When sellers offer seller carry back financing they typically require a minimum down payment of 10-percent for residential properties and 20- to 30-percent for commercial real estate. Most sellers do not provide 100-percent financing. Instead, they carry back between 10- and 50-percent of the purchase price and buyers finance the balance through a mortgage lender.
Seller carry back financing is intended for short term use and real estate contracts typically extend between two and five years, or up to seven years for commercial properties. Once the contract expires, buyers must refinance mortgages through a conventional lender. It is best to keep seller carry back terms as short as possible to minimize risk of default.
The majority of buyers that require seller carry back financing are credit challenged. Therefore, sellers must conduct a credit check to determine if entering into a financial agreement is the best option.
The common rule of thumb is the lower the FICO score, the higher the risk. However, the point of offering seller carry back mortgages is to help buyers rebuild or establish credit so they can eventually refinance through a bank. In order to protect realty assets, sellers should conduct a thorough credit check, obtain sufficient down payment, and execute an iron-clad real estate contract.
When entering into real estate notes and land contract agreements it is best to work with buyers whose FICO score is 620 or higher. Buyers with credit scores below 600 are generally at a higher risk for default than those with a credit score of 700 or more. If buyers can remain current with mortgage payments and other creditor debts, they can improve their FICO score and clear derogatory credit histories within a year or two.
Seller carry back real estate notes and land contracts can be sold to private investors.
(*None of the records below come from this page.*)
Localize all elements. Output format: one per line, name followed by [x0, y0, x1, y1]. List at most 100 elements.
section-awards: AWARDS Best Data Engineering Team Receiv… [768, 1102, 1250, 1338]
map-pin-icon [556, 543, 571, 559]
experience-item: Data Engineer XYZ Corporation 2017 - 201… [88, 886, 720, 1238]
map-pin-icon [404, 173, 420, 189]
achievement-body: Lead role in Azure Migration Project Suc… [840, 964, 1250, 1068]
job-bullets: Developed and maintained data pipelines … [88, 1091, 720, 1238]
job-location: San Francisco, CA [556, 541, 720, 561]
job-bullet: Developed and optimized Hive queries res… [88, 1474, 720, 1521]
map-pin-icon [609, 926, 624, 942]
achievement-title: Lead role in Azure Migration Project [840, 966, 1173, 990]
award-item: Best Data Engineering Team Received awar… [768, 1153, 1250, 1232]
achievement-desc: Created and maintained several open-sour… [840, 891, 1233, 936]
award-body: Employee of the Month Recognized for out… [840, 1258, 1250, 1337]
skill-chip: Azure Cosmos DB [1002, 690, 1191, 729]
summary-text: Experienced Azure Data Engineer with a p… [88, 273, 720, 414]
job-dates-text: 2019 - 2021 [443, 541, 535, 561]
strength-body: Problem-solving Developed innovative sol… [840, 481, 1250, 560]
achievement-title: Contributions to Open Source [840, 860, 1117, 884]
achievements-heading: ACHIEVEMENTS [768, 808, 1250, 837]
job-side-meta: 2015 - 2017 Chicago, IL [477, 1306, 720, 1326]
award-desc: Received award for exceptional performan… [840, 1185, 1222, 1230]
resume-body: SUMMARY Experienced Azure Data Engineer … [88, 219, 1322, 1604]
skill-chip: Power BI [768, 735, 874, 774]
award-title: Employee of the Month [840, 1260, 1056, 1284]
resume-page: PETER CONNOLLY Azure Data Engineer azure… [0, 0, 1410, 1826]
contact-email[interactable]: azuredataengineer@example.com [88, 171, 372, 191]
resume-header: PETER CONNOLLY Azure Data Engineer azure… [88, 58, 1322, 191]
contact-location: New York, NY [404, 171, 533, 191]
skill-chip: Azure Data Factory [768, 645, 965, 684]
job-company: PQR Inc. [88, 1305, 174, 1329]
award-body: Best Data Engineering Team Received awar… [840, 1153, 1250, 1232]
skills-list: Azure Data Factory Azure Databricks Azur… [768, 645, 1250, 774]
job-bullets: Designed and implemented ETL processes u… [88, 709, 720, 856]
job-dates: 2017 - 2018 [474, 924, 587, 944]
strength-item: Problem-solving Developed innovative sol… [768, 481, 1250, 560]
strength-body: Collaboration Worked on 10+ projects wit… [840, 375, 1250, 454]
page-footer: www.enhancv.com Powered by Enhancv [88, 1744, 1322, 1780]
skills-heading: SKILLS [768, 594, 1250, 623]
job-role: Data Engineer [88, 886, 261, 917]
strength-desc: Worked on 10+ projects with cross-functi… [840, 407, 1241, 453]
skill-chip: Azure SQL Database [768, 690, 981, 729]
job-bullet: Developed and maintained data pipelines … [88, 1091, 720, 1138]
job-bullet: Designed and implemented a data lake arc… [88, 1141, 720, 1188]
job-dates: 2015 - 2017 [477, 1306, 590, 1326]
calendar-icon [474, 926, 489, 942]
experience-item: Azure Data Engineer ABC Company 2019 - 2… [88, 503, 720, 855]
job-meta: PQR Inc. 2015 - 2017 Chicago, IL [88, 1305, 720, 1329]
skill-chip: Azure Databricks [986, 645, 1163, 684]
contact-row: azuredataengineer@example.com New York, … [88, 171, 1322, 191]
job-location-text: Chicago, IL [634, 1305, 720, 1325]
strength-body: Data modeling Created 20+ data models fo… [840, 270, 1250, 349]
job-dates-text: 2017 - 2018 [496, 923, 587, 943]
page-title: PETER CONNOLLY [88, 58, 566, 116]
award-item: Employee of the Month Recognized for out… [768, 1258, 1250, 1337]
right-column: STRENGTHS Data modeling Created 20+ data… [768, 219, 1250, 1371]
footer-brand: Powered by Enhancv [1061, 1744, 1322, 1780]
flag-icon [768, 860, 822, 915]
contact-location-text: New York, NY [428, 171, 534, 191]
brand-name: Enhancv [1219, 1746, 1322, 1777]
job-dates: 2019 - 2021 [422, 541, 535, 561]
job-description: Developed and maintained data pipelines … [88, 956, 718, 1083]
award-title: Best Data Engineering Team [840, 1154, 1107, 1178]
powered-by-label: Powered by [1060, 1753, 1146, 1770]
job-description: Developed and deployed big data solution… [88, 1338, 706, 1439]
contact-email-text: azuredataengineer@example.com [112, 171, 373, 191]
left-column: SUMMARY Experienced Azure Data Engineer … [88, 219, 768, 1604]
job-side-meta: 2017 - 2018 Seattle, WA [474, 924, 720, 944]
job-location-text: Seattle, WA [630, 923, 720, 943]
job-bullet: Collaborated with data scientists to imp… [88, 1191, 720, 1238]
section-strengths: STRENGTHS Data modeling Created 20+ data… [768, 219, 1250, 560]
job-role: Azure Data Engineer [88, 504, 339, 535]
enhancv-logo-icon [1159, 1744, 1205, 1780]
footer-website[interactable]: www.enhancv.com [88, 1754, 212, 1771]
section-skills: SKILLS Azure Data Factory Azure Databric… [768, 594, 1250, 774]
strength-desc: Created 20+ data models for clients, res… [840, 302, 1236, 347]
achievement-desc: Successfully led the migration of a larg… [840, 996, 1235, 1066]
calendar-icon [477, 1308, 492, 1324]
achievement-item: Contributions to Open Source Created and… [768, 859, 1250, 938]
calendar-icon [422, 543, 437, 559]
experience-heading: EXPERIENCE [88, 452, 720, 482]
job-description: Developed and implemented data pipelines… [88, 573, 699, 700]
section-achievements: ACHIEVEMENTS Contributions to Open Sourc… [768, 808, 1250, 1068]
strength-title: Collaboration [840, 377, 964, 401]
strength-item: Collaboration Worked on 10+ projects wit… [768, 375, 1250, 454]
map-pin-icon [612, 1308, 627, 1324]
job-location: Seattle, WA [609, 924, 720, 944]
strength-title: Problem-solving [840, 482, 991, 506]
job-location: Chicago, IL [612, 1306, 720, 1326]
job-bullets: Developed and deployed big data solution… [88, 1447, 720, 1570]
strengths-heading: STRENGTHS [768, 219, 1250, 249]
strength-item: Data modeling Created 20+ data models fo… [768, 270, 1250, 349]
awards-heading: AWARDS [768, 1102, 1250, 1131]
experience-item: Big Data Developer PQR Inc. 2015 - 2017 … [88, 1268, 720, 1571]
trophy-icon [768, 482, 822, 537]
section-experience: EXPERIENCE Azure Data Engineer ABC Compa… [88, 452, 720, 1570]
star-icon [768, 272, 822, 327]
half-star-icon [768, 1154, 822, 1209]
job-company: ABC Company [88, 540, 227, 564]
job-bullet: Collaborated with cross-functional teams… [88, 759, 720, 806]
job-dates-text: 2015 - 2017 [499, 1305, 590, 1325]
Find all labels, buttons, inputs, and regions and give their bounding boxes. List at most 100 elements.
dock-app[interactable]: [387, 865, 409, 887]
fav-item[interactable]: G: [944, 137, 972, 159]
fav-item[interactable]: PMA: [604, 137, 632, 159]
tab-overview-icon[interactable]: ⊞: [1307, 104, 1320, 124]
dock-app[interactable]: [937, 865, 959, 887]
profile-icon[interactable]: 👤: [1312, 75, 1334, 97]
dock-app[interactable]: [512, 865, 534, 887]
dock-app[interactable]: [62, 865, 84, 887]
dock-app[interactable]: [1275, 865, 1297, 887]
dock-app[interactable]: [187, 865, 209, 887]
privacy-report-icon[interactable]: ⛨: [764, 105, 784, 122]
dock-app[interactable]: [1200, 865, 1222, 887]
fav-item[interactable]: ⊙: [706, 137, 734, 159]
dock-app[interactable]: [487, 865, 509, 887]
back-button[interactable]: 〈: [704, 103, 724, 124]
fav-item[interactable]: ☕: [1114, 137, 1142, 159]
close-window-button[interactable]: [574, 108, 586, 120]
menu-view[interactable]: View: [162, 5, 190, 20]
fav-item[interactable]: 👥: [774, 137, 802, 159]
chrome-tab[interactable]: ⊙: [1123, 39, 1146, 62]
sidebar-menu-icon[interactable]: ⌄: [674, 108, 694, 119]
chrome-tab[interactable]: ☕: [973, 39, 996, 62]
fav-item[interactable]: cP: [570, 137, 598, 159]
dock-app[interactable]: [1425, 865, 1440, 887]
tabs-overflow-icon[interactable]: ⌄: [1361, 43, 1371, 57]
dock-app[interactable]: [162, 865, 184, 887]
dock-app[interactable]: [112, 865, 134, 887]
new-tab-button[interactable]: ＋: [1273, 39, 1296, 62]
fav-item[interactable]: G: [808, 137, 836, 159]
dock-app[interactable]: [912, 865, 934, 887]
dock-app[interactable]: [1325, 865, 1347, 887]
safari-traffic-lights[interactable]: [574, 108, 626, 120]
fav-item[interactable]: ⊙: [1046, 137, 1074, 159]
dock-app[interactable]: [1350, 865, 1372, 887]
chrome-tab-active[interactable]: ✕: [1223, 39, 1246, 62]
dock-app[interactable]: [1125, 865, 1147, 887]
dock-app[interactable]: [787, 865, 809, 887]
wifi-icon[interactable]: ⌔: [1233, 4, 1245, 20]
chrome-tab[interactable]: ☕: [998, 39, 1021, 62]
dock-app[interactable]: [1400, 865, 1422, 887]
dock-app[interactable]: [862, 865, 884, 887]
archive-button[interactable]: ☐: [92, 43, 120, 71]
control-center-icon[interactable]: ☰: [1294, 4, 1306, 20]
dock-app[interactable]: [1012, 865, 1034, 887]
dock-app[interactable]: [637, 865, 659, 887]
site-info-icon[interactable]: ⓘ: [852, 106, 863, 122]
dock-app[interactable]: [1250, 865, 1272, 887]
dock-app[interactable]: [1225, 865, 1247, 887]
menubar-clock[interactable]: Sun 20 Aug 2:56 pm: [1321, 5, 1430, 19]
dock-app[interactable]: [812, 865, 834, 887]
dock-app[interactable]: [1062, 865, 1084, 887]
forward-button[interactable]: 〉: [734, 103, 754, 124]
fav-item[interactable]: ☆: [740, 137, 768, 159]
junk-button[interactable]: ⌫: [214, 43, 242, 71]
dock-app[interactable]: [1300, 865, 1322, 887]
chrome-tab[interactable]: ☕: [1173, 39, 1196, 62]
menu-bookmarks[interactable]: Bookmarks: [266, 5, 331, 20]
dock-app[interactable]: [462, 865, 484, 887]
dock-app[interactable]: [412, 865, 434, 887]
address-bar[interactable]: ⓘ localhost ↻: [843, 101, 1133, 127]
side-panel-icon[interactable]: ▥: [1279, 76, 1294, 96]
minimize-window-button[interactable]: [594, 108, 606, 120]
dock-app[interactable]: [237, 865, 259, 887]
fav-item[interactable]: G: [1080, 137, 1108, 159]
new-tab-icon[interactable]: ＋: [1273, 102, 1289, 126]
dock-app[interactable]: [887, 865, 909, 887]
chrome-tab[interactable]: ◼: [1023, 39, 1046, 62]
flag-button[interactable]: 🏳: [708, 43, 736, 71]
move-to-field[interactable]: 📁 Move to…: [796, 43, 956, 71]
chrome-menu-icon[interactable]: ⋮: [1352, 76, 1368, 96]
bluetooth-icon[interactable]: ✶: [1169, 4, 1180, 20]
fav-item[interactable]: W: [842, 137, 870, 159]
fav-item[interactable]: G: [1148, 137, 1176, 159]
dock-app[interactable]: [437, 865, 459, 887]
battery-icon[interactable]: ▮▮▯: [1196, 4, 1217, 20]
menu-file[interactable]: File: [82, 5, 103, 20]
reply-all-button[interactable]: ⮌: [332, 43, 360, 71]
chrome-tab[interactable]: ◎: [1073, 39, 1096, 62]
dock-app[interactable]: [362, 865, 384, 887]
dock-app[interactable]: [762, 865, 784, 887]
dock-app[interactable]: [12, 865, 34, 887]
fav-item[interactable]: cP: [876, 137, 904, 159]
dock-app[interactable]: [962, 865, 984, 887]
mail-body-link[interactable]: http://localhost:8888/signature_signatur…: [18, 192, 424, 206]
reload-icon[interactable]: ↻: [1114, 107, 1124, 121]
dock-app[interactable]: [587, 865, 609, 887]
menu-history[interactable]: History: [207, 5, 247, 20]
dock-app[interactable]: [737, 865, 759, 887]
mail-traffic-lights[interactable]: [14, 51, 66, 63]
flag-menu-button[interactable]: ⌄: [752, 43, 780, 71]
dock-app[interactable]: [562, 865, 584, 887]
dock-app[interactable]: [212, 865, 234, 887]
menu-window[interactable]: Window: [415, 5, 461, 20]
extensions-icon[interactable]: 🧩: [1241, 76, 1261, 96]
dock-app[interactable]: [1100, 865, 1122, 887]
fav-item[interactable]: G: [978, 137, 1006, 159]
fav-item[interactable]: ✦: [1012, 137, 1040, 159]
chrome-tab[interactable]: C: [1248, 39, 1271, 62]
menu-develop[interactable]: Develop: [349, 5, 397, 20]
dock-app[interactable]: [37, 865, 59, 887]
Sellers who plan to sell notes should strive to work with buyers whose credit history falls into the low- to medium-risk category. Although real estate notes can be sold when buyers possess low FICO scores, investors offer less money to purchase the note.
Another important consideration of providing seller carry back financing for real estate notes and land contracts is sellers must comply with state usury laws. Sellers are required by law to assess lower interest rates than mortgage lenders. Usury laws regulate the amount of interest that can charged through private financing. Violation of usury laws is a criminal offense and punishable by jail time.